As the Government’s forecast for farm business income for the year to February 2024 confirms, the decline in arable farmers’ economic fortunes over the past year must be one of the most dramatic reversals any of us can remember. The figures show a 77% average decline in income per farm from £150,000 to £34,000.
Almost exactly two years ago feed wheat prices peaked at £340 per tonne and oilseed rape at £930 per tonne. These two crops form the core profitability on most arable farms, so the financial impact of their decline in value, to £150 per tonne for wheat and £330 per tonne for rape, cannot be overstated.
A collapse in arable commodity prices is one thing, but when that is combined with the surge in the cost of production seen in the past two years, it magnifies the problem hugely. Farm business data company Yargo has found that variable costs of producing wheat in 2023 increased significantly, with the costs of fertiliser and fungicides in particular rising steeply.
Predictably, then, the forecasts from business consultants Andersons for their ‘typical’ model 600-hectare, 40% owned, ‘Loam Farm’ are extremely gloomy. They show a margin from production of £153 per hectare in 2023 (down 59% on 2022), with that due to drop to £18 per hectare in 2024 (down a further 88% on 2023).

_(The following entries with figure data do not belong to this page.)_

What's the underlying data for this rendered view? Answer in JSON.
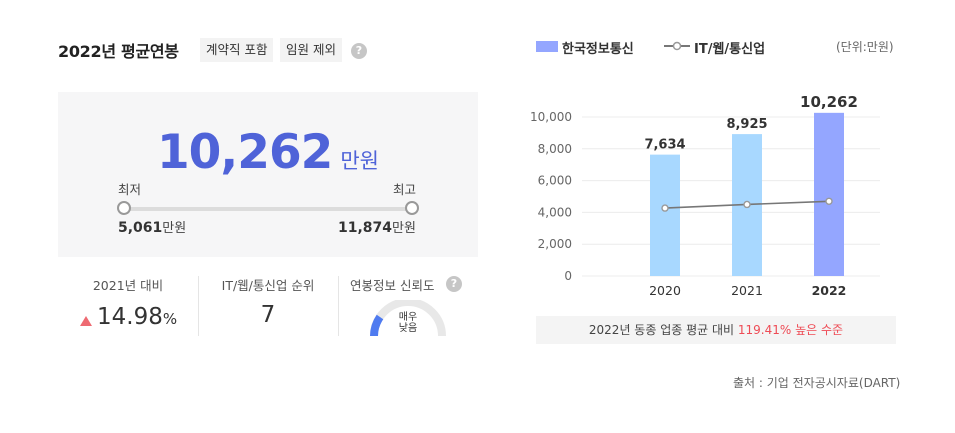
{
  "left": {
    "title": "2022년 평균연봉",
    "tags": [
      "계약직 포함",
      "임원 제외"
    ],
    "help_icon": "question-circle-icon",
    "average": {
      "value": "10,262",
      "unit": "만원"
    },
    "range": {
      "min_label": "최저",
      "max_label": "최고",
      "min_value": "5,061",
      "max_value": "11,874",
      "unit": "만원"
    },
    "stats": {
      "yoy_label": "2021년 대비",
      "yoy_value": "14.98",
      "yoy_unit": "%",
      "yoy_direction": "up",
      "rank_label": "IT/웹/통신업 순위",
      "rank_value": "7",
      "reliability_label": "연봉정보 신뢰도",
      "reliability_value": "매우\n낮음"
    }
  },
  "right": {
    "legend_bar": "한국정보통신",
    "legend_line": "IT/웹/통신업",
    "unit_note": "(단위:만원)",
    "footer_prefix": "2022년 동종 업종 평균 대비",
    "footer_highlight": "119.41% 높은 수준",
    "source": "출처 : 기업 전자공시자료(DART)"
  },
  "colors": {
    "accent": "#4f63d8",
    "bar": "#a8d8ff",
    "bar_highlight": "#94a6ff",
    "line": "#777777",
    "up": "#ee6a72"
  },
  "chart_data": {
    "type": "bar",
    "categories": [
      "2020",
      "2021",
      "2022"
    ],
    "series": [
      {
        "name": "한국정보통신",
        "type": "bar",
        "values": [
          7634,
          8925,
          10262
        ],
        "labels": [
          "7,634",
          "8,925",
          "10,262"
        ]
      },
      {
        "name": "IT/웹/통신업",
        "type": "line",
        "values": [
          4270,
          4500,
          4700
        ]
      }
    ],
    "yticks": [
      "0",
      "2,000",
      "4,000",
      "6,000",
      "8,000",
      "10,000"
    ],
    "ylim": [
      0,
      10000
    ],
    "legend_position": "top-left"
  }
}
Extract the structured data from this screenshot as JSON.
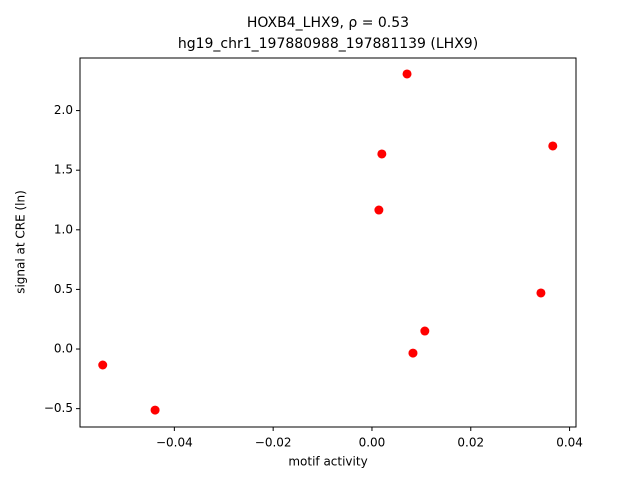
{
  "chart_data": {
    "type": "scatter",
    "title": "HOXB4_LHX9, ρ = 0.53",
    "subtitle": "hg19_chr1_197880988_197881139 (LHX9)",
    "x_label": "motif activity",
    "y_label": "signal at CRE (ln)",
    "color": "#ff0000",
    "x": [
      -0.0545,
      -0.0439,
      0.0014,
      0.002,
      0.0071,
      0.0083,
      0.0107,
      0.0342,
      0.0366
    ],
    "values": [
      -0.134,
      -0.512,
      1.166,
      1.636,
      2.307,
      -0.034,
      0.151,
      0.47,
      1.703
    ],
    "xlim": [
      -0.0591,
      0.0413
    ],
    "ylim": [
      -0.654,
      2.441
    ],
    "xticks": [
      {
        "value": -0.04,
        "label": "−0.04"
      },
      {
        "value": -0.02,
        "label": "−0.02"
      },
      {
        "value": 0,
        "label": "0.00"
      },
      0.02,
      0.04
    ],
    "yticks": [
      {
        "value": -0.5,
        "label": "−0.5"
      },
      {
        "value": 0,
        "label": "0.0"
      },
      0.5,
      {
        "value": 1,
        "label": "1.0"
      },
      1.5,
      {
        "value": 2,
        "label": "2.0"
      }
    ]
  }
}
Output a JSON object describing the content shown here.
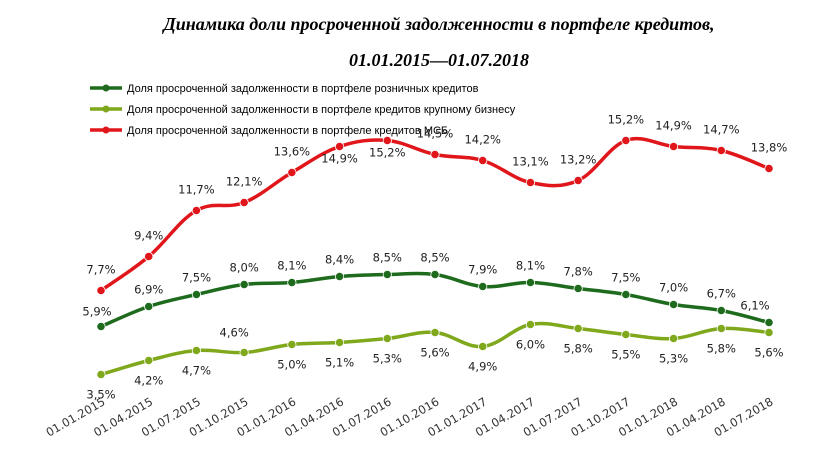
{
  "chart_data": {
    "type": "line",
    "title_line1": "Динамика доли просроченной задолженности в портфеле кредитов,",
    "title_line2": "01.01.2015—01.07.2018",
    "categories": [
      "01.01.2015",
      "01.04.2015",
      "01.07.2015",
      "01.10.2015",
      "01.01.2016",
      "01.04.2016",
      "01.07.2016",
      "01.10.2016",
      "01.01.2017",
      "01.04.2017",
      "01.07.2017",
      "01.10.2017",
      "01.01.2018",
      "01.04.2018",
      "01.07.2018"
    ],
    "series": [
      {
        "name": "Доля просроченной задолженности в портфеле розничных кредитов",
        "color": "#1e6b1e",
        "values": [
          5.9,
          6.9,
          7.5,
          8.0,
          8.1,
          8.4,
          8.5,
          8.5,
          7.9,
          8.1,
          7.8,
          7.5,
          7.0,
          6.7,
          6.1
        ],
        "labels": [
          "5,9%",
          "6,9%",
          "7,5%",
          "8,0%",
          "8,1%",
          "8,4%",
          "8,5%",
          "8,5%",
          "7,9%",
          "8,1%",
          "7,8%",
          "7,5%",
          "7,0%",
          "6,7%",
          "6,1%"
        ]
      },
      {
        "name": "Доля просроченной задолженности в портфеле кредитов крупному бизнесу",
        "color": "#7fa81c",
        "values": [
          3.5,
          4.2,
          4.7,
          4.6,
          5.0,
          5.1,
          5.3,
          5.6,
          4.9,
          6.0,
          5.8,
          5.5,
          5.3,
          5.8,
          5.6
        ],
        "labels": [
          "3,5%",
          "4,2%",
          "4,7%",
          "4,6%",
          "5,0%",
          "5,1%",
          "5,3%",
          "5,6%",
          "4,9%",
          "6,0%",
          "5,8%",
          "5,5%",
          "5,3%",
          "5,8%",
          "5,6%"
        ]
      },
      {
        "name": "Доля просроченной задолженности в портфеле кредитов МСБ",
        "color": "#e0161b",
        "values": [
          7.7,
          9.4,
          11.7,
          12.1,
          13.6,
          14.9,
          15.2,
          14.5,
          14.2,
          13.1,
          13.2,
          15.2,
          14.9,
          14.7,
          13.8
        ],
        "labels": [
          "7,7%",
          "9,4%",
          "11,7%",
          "12,1%",
          "13,6%",
          "14,9%",
          "15,2%",
          "14,5%",
          "14,2%",
          "13,1%",
          "13,2%",
          "15,2%",
          "14,9%",
          "14,7%",
          "13,8%"
        ]
      }
    ],
    "legend_position": "top-left",
    "grid": false
  }
}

Many hope that the Sustainable Farming Initiative (SFI) will come to their rescue. But, as a friend who grows 400 hectares of cereals and has just signed up said recently: “It will pay us £16,000 a year, which is not much compensation for the withdrawal of the Basic Payment Scheme.”
And that, of course, is the third element of this perfect storm that is decimating arable incomes: the phasing out by 2027 of the old EU BPS subsidy. Even before the recent decline in arable commodity prices and the rise in our production costs, only one in ten UK arable farms was profitable without BPS, so just where we are headed if current trends continue doesn’t bear thinking about.

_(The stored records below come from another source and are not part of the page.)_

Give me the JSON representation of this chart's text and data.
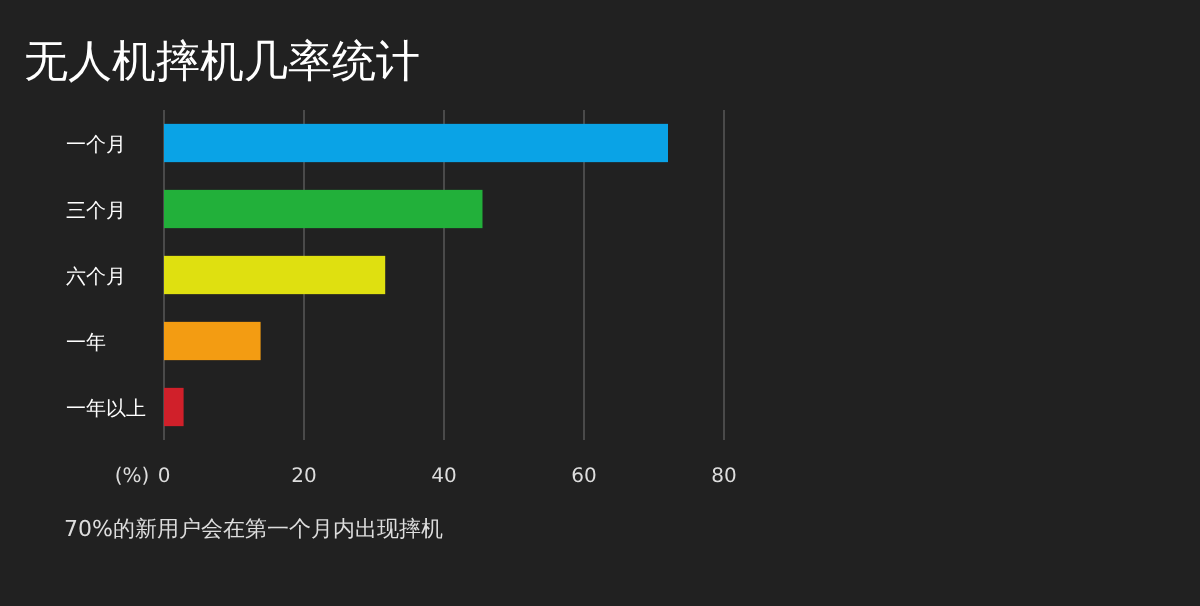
{
  "chart_data": {
    "type": "bar",
    "orientation": "horizontal",
    "title": "无人机摔机几率统计",
    "categories": [
      "一个月",
      "三个月",
      "六个月",
      "一年",
      "一年以上"
    ],
    "values": [
      72,
      45.5,
      31.6,
      13.8,
      2.8
    ],
    "colors": [
      "#0aa3e6",
      "#22b03a",
      "#dfe010",
      "#f39c12",
      "#d0202a"
    ],
    "xlabel": "(%)",
    "xlim": [
      0,
      80
    ],
    "xticks": [
      0,
      20,
      40,
      60,
      80
    ],
    "grid": "x",
    "annotations": [
      "70%的新用户会在第一个月内出现摔机"
    ]
  }
}
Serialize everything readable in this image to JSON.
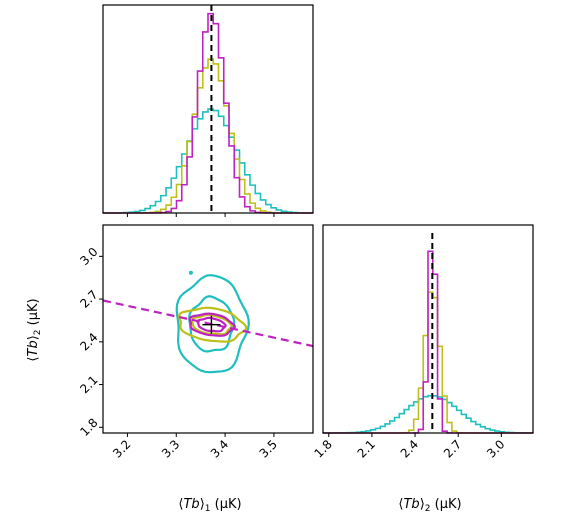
{
  "colors": {
    "cyan": "#1fbfbf",
    "olive": "#bfbf1a",
    "magenta": "#bf22bf",
    "truth": "#000000"
  },
  "chart_data": [
    {
      "panel": "top-left",
      "type": "histogram",
      "x_param": "Tb1",
      "xlim": [
        3.15,
        3.58
      ],
      "truth": 3.372,
      "series": [
        {
          "color": "cyan",
          "mean": 3.372,
          "sigma": 0.052,
          "peak": 0.5
        },
        {
          "color": "olive",
          "mean": 3.372,
          "sigma": 0.036,
          "peak": 0.74
        },
        {
          "color": "magenta",
          "mean": 3.372,
          "sigma": 0.028,
          "peak": 0.96
        }
      ]
    },
    {
      "panel": "bottom-left",
      "type": "contour",
      "xlim": [
        3.15,
        3.58
      ],
      "ylim": [
        1.76,
        3.22
      ],
      "x_ticks": [
        "3.2",
        "3.3",
        "3.4",
        "3.5"
      ],
      "y_ticks": [
        "1.8",
        "2.1",
        "2.4",
        "2.7",
        "3.0"
      ],
      "xlabel_parts": {
        "pre": "⟨",
        "var": "Tb",
        "post": "⟩",
        "sub": "1",
        "unit": " (μK)"
      },
      "ylabel_parts": {
        "pre": "⟨",
        "var": "Tb",
        "post": "⟩",
        "sub": "2",
        "unit": " (μK)"
      },
      "truth_point": [
        3.372,
        2.52
      ],
      "degeneracy_line": {
        "x": [
          3.15,
          3.58
        ],
        "y": [
          2.69,
          2.37
        ],
        "color": "magenta",
        "style": "dashed"
      },
      "contours": [
        {
          "color": "cyan",
          "rx": [
            0.045,
            0.072
          ],
          "ry": [
            0.19,
            0.34
          ],
          "tilt": 0
        },
        {
          "color": "olive",
          "rx": [
            0.04,
            0.067
          ],
          "ry": [
            0.065,
            0.115
          ],
          "tilt": -0.35
        },
        {
          "color": "magenta",
          "rx": [
            0.028,
            0.045
          ],
          "ry": [
            0.045,
            0.075
          ],
          "tilt": -0.35
        }
      ]
    },
    {
      "panel": "bottom-right",
      "type": "histogram",
      "x_param": "Tb2",
      "xlim": [
        1.76,
        3.22
      ],
      "x_ticks": [
        "1.8",
        "2.1",
        "2.4",
        "2.7",
        "3.0"
      ],
      "xlabel_parts": {
        "pre": "⟨",
        "var": "Tb",
        "post": "⟩",
        "sub": "2",
        "unit": " (μK)"
      },
      "truth": 2.52,
      "series": [
        {
          "color": "cyan",
          "mean": 2.52,
          "sigma": 0.185,
          "peak": 0.18
        },
        {
          "color": "olive",
          "mean": 2.52,
          "sigma": 0.052,
          "peak": 0.7
        },
        {
          "color": "magenta",
          "mean": 2.52,
          "sigma": 0.028,
          "peak": 0.98
        }
      ]
    }
  ]
}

One course of action is that we all get fed up with our losses and pile into some of the more attractive options under the recently revamped Environmental Land Management scheme (ELMS). Fifty new ELMS actions were announced this year and perhaps many farmers will be tempted, for example, to plant a nectar flower mix paying £739 per hectare. Similarly, if wheat prices don’t improve, the option to raise water levels in arable peat soils to near the land surface for £1,381 per hectare might be hard to resist.
Even if farms do see ELMS as a financial saviour, the Government has made it clear that, should UK grain production levels come under threat due to large-scale uptake, they will withdraw or ration ELMS participation.

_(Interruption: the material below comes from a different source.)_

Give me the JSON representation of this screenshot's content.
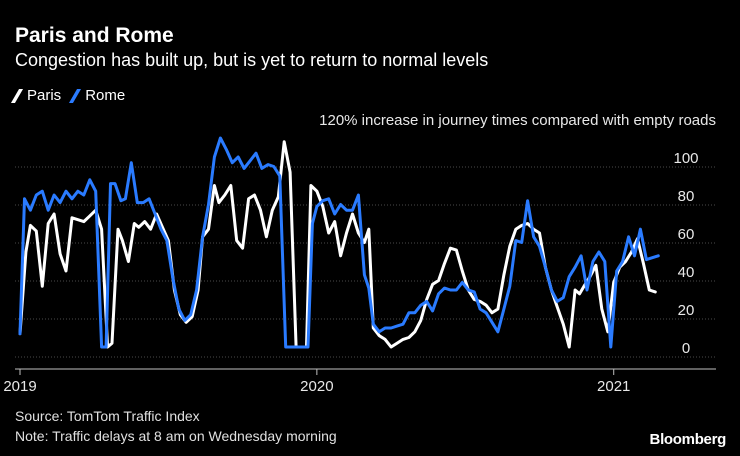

Like it or not, it seems that most of us will have to continue with our arable crop production. Which reminds me of a 20-hectare block I’ve still got to sow to spring beans. Thanks to all the rain, the field looks like I’ve taken an ELMS payment to raise water levels to near (or even above) the land surface. Unfortunately, I’m not being paid £1,381 per hectare, but perhaps by next year I’ll have signed up.